Bepaalde risicofactoren die verband houden met je levensstijl, zoals roken en overwicht, verhogen de kans op kanker. De negatieve invloed van die factoren blijft vaak niet beperkt tot één specifiek orgaan, maar kan zich laten gelden in meerdere organen. Zo kan een longkanker de voorbode zijn van mondkanker, omdat tabak niet alleen schadelijk is voor de longen, maar ook voor de mond.

Waarom keert dezelfde kanker soms terug?

Een oorspronkelijke kanker (ook wel primaire of eerste kanker genoemd) kan opnieuw opduiken na een periode van volledige remissie – waarin de kankersporen langere tijd verdwenen leken dus. Dat komt omdat niet alle kankercellen volledig vernietigd zijn. We spreken dan van een herval.

De diagnose ‘vroeg herval’ wordt meestal al binnen enkele maanden of minder dan 5 jaar na de behandeling gesteld. De kankercellen hebben zich dan ongecontroleerd vermenigvuldigd. Soms volgt de diagnose van herval echter laattijdig, tot wel 20 jaar na de eerste diagnose. Zo’n ‘laat herval’ komt omdat enkele kankercellen latent (sluimerend) aanwezig bleven, maar te klein waren om te worden opgespoord.

Kunnen alle kankercellen uitzaaiingen veroorzaken?

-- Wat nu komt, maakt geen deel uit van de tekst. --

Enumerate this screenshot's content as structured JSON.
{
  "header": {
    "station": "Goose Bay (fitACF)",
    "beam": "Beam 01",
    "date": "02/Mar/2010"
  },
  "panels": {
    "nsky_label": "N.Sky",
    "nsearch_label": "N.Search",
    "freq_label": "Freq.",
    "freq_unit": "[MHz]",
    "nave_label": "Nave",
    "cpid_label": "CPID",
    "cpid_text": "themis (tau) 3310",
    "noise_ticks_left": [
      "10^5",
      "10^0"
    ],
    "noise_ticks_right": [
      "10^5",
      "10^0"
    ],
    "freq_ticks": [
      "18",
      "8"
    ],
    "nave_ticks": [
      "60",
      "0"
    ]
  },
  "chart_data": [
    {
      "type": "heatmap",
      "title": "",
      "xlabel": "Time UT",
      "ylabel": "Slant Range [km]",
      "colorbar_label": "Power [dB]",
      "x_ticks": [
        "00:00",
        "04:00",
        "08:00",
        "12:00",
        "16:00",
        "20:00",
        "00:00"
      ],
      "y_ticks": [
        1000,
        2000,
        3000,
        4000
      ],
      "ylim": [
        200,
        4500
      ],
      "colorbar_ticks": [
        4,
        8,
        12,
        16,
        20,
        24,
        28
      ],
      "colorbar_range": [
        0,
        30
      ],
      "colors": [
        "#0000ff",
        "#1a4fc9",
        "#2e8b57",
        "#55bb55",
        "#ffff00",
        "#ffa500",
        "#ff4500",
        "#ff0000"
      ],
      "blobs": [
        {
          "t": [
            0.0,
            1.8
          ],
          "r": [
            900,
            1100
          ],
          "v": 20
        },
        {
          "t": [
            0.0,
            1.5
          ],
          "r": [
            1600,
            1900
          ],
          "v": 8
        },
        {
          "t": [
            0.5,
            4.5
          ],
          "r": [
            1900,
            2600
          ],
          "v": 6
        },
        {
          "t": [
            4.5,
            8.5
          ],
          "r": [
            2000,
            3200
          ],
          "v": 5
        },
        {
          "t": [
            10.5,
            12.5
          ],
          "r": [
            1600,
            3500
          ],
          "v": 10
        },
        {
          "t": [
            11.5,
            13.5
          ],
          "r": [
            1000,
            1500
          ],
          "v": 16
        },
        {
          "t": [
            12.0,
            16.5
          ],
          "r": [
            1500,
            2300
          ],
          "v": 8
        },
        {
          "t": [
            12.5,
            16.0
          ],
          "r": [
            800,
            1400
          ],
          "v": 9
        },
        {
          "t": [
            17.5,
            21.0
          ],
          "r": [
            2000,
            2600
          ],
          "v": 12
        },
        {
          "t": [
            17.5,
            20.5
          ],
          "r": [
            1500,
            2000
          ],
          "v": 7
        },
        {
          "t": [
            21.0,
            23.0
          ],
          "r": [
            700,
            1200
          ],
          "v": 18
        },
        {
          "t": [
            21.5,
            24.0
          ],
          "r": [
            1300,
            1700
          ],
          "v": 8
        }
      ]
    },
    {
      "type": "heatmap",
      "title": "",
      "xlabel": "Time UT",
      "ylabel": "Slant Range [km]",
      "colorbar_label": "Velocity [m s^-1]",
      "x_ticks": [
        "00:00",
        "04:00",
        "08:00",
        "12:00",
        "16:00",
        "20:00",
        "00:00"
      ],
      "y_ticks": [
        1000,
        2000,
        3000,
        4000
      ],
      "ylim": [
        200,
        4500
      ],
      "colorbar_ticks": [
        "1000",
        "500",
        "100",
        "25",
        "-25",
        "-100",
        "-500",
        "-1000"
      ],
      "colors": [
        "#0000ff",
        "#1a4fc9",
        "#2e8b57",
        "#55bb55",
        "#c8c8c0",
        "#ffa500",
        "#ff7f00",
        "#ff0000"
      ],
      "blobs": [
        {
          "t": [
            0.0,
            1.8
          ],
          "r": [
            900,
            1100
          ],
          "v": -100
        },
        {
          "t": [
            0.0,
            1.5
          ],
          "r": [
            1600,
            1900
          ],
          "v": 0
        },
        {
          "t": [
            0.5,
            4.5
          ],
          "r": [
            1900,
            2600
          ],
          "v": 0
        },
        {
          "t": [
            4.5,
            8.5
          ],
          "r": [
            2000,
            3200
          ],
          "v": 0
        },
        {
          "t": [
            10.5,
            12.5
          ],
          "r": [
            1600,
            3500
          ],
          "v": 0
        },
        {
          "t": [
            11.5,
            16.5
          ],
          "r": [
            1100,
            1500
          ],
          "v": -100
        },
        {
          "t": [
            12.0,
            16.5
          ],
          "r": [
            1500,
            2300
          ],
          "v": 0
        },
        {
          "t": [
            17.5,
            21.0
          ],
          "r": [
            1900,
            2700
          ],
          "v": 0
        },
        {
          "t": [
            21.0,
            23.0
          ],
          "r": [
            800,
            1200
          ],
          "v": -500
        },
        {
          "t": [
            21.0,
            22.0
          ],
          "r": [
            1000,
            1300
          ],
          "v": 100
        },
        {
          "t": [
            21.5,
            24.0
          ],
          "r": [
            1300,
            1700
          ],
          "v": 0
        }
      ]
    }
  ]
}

Neen, zeker niet. Hoewel veel kankercellen de oorspronkelijke tumor verlaten, slagen ze er slechts uitzonderlijk in om ‘wortel te schieten’. Dat kan gebeuren in de lymfeklieren die het oorspronkelijk aangetaste orgaan draineren (= regionaal herval) of in een ander orgaan (= herval op afstand). De wetenschap vermoedt dat het gastweefsel van invloed is op de plaats en de snelheid van de uitzaaiingen. Er wordt nu onderzocht hoe potentieel gastweefsel en ‘rondtrekkende’ kankercellen met elkaar in interactie gaan. Op basis van die bevindingen zouden nieuwe behandelingen kunnen worden ontwikkeld die ervoor zorgen dat de uitzaaiingen niet kunnen ontstaan in de eerste plaats, of zich niet kunnen ‘nestelen’ in de tweede plaats.

Kunnen uitzaaiingen in alle organen ontstaan?

Neen. De ernst van de uitzaaiingen hangt af van het type kanker, waar ze zich bevinden en in welke mate ze gevoelig zijn tegenover de mogelijke behandelingen.

Kan je de kans dat kanker terugkeert beperken?

Met chemotherapie, radiotherapie, hormoontherapie of doelgerichte therapie wordt geprobeerd het risico te verminderen dat de ziekte weer terugkeert. Ook een gezonde levensstijl – met evenwichtige voeding, weinig alcohol, veel beweging – draagt er tot op zekere hoogte aan bij dat de ziekte niet terugkeert.

Wat als je geen kans op definitieve genezing maakt?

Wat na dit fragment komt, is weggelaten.